As palavras vêm como o vento e nos tocam. Nunca sabemos sua direção e como reagiremos a elas. Às vezes, são apenas brisas, palavras mansas; em outras, elas vêm como furacões capazes de nos arrancarem do chão. Há também aquelas palavras murmuradas, como lamentações ou ladainhas. Fato é que somos tocados por palavras, mesmo no silêncio. Quantas vezes já nos deparamos na vida com a eloquência dos mortos em enterros e velórios? Eles nos dizem muito sobre o que não sabemos, porém, de alguma forma, somos capazes de compreendê-los, ainda que intuitivamente. O silêncio é uma grande palavra nessas horas, e a melhor a ser exercitada, a despeito dos que falam pelos cotovelos em situações de luto.
E alguma coisa acontece nesses instantes que nos enaltece, que nos eleva e enleva para campos não bem explorados de nossas almas, quando falamos de forma grandiosa, mesmo com palavras simples. Nessas horas, somos grandes oradores, e nossas catilinárias não são o resultado de leituras de Cícero, mas de algum processo misterioso que ocorre em nós, como se algo de divino brilhasse em nossos seres e, assim, nos encontrássemos no alto do Olimpo, ao lado de Zeus, a profetizar a vida. E qualquer um de nós deve possuir essa centelha divina, pois o homem, por mais ordinário que seja, tem os seus momentos de domínio das palavras. E nesses momentos, qualquer um é tomado pelo poder do Verbo.
Mas o que nos tortura mesmo, o que nos agride do fundo de nosso ser, é a incapacidade de dizer algo, de expressar, ainda que em silêncio, alguma constatação. E então ficamos perdidos como cegos em meio a uma floresta, e nossa própria razão é frouxa diante da escuridão, pois já não somos homens dotados de linguagem, por sermos obnubilados por um silêncio profundo, primitivo, tal qual o animal selvagem em meio ao ambiente mais hostil.

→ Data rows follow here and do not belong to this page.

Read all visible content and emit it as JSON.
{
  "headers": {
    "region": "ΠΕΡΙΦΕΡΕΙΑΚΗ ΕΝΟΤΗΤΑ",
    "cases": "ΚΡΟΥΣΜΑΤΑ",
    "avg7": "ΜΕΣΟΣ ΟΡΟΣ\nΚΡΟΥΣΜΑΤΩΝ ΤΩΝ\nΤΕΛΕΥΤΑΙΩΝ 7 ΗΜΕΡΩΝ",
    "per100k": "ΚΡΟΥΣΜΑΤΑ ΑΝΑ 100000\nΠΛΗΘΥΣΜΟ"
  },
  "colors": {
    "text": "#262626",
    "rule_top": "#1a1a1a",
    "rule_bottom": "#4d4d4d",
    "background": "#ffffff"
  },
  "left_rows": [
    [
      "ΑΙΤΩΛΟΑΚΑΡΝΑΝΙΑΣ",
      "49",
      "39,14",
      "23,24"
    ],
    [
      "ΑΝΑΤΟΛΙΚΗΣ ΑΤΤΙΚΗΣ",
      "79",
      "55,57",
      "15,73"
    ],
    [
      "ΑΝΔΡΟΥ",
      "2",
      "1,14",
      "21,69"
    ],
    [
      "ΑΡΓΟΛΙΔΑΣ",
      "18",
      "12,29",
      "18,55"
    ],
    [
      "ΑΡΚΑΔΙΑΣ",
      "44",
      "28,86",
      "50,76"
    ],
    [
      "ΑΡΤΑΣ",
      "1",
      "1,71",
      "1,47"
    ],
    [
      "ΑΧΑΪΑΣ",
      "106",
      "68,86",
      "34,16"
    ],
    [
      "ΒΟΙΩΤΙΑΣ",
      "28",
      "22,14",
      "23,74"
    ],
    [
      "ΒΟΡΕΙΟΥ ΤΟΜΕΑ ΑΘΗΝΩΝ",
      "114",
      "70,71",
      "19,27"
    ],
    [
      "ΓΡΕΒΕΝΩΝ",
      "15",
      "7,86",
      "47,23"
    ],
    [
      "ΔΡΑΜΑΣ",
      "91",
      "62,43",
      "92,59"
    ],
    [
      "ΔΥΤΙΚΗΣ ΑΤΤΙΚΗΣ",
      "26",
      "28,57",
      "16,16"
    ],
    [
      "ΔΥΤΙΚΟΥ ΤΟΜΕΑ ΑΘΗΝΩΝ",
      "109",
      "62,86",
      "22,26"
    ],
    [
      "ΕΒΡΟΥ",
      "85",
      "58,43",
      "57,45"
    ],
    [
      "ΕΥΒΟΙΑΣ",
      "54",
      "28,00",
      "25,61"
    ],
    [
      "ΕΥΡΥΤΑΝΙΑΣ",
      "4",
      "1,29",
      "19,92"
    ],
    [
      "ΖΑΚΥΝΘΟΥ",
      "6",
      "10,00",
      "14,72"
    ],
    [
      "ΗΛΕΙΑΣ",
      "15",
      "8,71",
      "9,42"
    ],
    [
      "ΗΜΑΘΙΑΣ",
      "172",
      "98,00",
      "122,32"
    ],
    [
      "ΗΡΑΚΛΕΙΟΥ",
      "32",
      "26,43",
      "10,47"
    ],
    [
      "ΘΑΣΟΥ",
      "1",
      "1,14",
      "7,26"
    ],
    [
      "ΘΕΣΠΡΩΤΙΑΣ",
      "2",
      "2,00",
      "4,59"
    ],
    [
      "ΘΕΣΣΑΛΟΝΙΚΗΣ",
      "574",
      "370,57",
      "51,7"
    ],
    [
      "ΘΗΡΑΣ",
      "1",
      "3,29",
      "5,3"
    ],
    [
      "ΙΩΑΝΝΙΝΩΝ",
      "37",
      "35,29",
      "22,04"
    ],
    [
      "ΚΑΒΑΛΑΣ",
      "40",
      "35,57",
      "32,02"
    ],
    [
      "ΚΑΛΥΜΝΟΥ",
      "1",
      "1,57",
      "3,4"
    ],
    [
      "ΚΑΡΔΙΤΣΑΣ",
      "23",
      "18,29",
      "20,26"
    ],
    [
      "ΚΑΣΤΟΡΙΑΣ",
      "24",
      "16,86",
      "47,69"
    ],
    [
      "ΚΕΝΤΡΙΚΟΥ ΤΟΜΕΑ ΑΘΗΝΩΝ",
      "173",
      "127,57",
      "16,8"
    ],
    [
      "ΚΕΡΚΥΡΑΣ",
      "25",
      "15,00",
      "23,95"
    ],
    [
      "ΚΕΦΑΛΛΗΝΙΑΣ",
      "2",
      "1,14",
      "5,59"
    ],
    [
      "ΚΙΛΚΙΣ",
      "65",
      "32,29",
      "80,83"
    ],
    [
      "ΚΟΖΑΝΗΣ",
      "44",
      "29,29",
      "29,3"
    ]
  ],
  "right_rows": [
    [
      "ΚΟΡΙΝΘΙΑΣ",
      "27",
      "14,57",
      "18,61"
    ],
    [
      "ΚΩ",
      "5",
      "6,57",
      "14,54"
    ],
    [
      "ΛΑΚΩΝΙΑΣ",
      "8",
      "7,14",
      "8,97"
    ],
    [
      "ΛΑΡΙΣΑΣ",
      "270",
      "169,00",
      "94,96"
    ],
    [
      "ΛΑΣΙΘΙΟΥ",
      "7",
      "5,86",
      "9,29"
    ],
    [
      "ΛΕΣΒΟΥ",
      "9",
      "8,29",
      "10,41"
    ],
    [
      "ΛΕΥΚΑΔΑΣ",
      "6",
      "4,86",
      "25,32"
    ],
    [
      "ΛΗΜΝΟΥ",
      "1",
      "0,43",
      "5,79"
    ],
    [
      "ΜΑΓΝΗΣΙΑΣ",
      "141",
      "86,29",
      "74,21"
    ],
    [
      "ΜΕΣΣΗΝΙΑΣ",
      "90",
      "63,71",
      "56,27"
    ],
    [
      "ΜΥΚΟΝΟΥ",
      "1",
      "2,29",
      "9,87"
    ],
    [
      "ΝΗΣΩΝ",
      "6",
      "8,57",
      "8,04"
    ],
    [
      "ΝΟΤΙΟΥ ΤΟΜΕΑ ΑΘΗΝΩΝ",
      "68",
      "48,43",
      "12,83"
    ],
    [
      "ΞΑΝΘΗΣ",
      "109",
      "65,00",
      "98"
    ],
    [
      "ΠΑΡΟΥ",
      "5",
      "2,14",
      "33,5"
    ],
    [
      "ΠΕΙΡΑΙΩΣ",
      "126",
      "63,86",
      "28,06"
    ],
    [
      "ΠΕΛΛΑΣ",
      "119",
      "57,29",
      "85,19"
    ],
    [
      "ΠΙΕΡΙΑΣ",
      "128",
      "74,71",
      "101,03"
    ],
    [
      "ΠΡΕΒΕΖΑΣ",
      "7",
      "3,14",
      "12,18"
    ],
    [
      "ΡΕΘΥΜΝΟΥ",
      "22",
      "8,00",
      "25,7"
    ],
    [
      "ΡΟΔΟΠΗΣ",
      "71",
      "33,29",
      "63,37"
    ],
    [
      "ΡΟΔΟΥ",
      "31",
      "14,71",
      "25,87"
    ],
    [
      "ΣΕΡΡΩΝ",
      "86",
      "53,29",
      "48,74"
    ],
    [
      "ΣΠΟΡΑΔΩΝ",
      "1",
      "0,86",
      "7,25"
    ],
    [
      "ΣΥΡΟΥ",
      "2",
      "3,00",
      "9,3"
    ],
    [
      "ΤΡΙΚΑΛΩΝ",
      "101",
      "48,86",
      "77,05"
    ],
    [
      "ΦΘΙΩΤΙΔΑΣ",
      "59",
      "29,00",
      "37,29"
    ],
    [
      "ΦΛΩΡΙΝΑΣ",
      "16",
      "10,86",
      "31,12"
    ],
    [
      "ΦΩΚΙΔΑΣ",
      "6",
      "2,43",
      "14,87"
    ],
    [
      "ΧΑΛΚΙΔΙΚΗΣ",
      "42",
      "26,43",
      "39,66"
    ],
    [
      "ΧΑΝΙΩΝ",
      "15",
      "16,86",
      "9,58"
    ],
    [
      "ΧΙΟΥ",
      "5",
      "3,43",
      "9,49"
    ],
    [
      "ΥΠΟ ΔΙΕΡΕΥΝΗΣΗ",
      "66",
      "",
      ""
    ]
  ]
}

Daí a constatação de nosso vazio, porque não sabemos dar conta de nossa própria animalidade. Somente o silêncio de fera coagida, com medo, é o que nos toca. E todos já devem ter passado por situação semelhante, em que se é nada, em que se sente o nada, até o esvaziamento da alma. Isso é niilismo, mas não em sua manifestação conceitual, e sim como puro instinto da besta que há dentro de cada um de nós. E nessas situações continuamos seguindo nosso caminho como assombrações, sem jamais encontrarmos a tão almejada paz de espírito.
Porém, ainda temos que viver – e o nada absoluto não é o melhor estado para que de fato se viva, mas para que se morra ainda em vida. Então reencontramos o Verbo, o lógos ou a razão: nossa capacidade de expressão por meio da palavra, porque o Verbo se fez carne mais uma vez – e é assim todos os dias para os caídos – dando uma nova razão ao mundo. E contra o desespero do nada sempre encontraremos o Cristo: suma razão contra os delírios da razão humana, verdadeira racionalidade em termos de amor e humanidade.
E então as trevas de nossas profundezas darão lugar à luz, e seremos embalados pelo espírito do Senhor, que nos devolve à superfície contra as profundezas do desconhecido. E veremos nossa grande razão – o Verbo que se fez carne – e que nos traz novamente à liberdade, tornando-nos capazes de falar, de fazer bom uso da palavra, porque ela- a palavra – não brota mais de nossas entranhas, mas da verdadeira razão. E Cristo é nossa razão contra o nada ou o maligno, que desvia alguns de nós rumo ao esquecimento de quem nós realmente somos: seres dotados do Verbo, suprassumo da razão. E basta um olhar para o céu para que nossa vida não seja em vão.